Quando, numa sociedade, a maioria de suas categorias sentem-se prejudicadas pelas leis e pelos costumes vigentes, apelam dos costumes para a razão e das leis para a natureza, afirmava Voltaire, morto antes da queda da Bastilha e sem imaginar o que aconteceria nas estepes, mais de um século depois. É assim que eclodem as revoluções sociais, como na França em 1789 e na Rússia em 1917. Depois, a vida segue seu curso imprevisível e desemboca em situações completamente inusitadas, como as que geraram Napoleão e Stalin. O importante nos movimentos sociais, no entanto, é atentar para o ponto de ebulição lá no começo do processo, quando o passado se desfaz em mil pedaços e o futuro não pode ser imaginado.
Estaríamos chegando ao prenúncio da ruptura promovida pelos diversos segmentos oprimidos e tornados insurgentes, diante da opressão não mais tolerada da ordem política e social anterior?
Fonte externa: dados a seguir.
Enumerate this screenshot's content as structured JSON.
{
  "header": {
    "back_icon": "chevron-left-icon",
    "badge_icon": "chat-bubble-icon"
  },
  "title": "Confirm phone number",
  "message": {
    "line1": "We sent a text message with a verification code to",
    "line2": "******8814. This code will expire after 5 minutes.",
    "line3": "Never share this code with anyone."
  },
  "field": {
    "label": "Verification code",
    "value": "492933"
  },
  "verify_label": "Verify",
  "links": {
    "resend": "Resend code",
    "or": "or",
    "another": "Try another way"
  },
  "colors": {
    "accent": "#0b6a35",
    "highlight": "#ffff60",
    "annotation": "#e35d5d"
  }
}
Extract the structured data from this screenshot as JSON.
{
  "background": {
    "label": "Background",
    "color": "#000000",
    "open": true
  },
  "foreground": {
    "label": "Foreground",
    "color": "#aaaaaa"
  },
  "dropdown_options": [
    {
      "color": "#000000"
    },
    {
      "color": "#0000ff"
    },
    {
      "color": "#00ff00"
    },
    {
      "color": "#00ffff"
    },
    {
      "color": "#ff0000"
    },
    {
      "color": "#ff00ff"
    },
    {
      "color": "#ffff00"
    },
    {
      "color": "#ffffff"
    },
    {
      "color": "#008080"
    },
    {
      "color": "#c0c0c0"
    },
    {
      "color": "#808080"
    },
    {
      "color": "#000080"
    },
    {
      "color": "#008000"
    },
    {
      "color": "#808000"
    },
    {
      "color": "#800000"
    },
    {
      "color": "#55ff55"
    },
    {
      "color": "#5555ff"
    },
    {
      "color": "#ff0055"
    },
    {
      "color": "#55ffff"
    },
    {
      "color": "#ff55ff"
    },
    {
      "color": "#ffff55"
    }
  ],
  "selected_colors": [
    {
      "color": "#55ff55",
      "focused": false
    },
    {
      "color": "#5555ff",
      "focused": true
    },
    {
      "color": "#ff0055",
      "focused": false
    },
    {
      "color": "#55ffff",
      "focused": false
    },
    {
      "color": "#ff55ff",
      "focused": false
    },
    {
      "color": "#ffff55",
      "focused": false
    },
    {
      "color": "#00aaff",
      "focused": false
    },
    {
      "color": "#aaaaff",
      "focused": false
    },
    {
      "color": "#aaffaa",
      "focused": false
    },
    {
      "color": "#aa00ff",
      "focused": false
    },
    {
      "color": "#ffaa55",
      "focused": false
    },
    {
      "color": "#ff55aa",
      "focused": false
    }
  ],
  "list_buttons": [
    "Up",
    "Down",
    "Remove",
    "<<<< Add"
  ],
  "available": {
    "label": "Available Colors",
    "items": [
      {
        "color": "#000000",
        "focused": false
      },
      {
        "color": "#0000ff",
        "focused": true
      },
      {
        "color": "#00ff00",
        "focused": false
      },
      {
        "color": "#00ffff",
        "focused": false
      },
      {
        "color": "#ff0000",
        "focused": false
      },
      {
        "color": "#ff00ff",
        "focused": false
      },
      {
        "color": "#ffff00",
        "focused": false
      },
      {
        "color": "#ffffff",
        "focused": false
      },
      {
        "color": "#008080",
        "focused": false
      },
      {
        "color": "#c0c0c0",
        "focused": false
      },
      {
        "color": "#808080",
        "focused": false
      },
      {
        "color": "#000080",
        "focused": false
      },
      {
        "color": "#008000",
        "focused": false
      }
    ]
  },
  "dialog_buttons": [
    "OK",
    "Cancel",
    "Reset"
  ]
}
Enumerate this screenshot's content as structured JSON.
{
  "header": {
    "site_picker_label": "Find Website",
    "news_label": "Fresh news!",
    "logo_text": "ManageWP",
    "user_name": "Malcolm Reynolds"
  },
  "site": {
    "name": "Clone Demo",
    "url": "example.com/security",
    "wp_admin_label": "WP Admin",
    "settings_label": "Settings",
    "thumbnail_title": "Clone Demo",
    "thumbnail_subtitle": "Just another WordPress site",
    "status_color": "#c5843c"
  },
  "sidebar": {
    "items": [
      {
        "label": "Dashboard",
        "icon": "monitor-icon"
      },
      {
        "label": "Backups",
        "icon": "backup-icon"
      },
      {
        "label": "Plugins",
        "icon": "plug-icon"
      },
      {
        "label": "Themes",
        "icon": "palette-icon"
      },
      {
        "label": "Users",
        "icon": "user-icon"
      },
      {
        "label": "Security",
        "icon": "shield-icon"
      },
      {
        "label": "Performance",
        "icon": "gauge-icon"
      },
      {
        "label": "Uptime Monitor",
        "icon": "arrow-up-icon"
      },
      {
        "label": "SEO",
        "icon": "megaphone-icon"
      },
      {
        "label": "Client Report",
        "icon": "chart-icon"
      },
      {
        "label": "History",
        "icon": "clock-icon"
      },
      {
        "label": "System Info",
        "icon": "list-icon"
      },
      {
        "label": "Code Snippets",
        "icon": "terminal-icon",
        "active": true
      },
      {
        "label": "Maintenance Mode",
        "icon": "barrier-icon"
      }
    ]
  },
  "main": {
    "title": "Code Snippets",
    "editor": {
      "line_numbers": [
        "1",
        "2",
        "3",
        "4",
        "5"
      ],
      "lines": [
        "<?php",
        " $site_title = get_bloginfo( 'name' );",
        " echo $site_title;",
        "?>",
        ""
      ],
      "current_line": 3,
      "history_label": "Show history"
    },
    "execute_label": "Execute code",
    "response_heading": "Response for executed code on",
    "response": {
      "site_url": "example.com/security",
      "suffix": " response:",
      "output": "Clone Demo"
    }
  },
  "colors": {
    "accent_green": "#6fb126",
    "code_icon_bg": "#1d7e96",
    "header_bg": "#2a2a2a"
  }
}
Pode ser, na dependência de as manifestações de rua das últimas semanas terem sido apenas o soluço de um organismo maltratado ou, no reverso da medalha, o sinal do início de uma reviravolta profunda nos costumes e nas leis até então vigentes?
Respondam os sociólogos, os marqueteiros e até os videntes de sempre, mas a verdade é de podermos ter chegado ao limiar de mudanças profundas. Ao esgotamento de ser o país dominado por uma classe política corrupta, por um sistema econômico conduzido pela ânsia do lucro a qualquer custo, por instituições incapazes de produzir justiça, equidade, serviços e felicidade geral. Esses componentes deteriorados se esgotaram, ainda que se ignore como e pelo que serão substituídos ou sucedidos. É um fato a falência dos valores e das regras até então impostas ao cidadão comum, não apenas no Brasil, mas no planeta inteiro.
O brado “basta!”, de “chega!”, ecoa do Hemisfério Norte antes rico até o Hemisfério Sul, pretensamente em desenvolvimento. Lá e cá o povo se insurge, verificando perigosamente como é fácil intimidar os responsáveis pelos privilégios e a opressão que a todos assola. Não se reivindica mais liberdade, pelo menos no Brasil, porque ela acaba de ser conquistada nas ruas. O recuo dos donos do poder é flagrante quando se mostram incapazes de conter os protestos generalizados, tentando absorve-los e travesti-los, apresentando-os como democráticos, através da mentira de evidenciarem o acerto de suas políticas.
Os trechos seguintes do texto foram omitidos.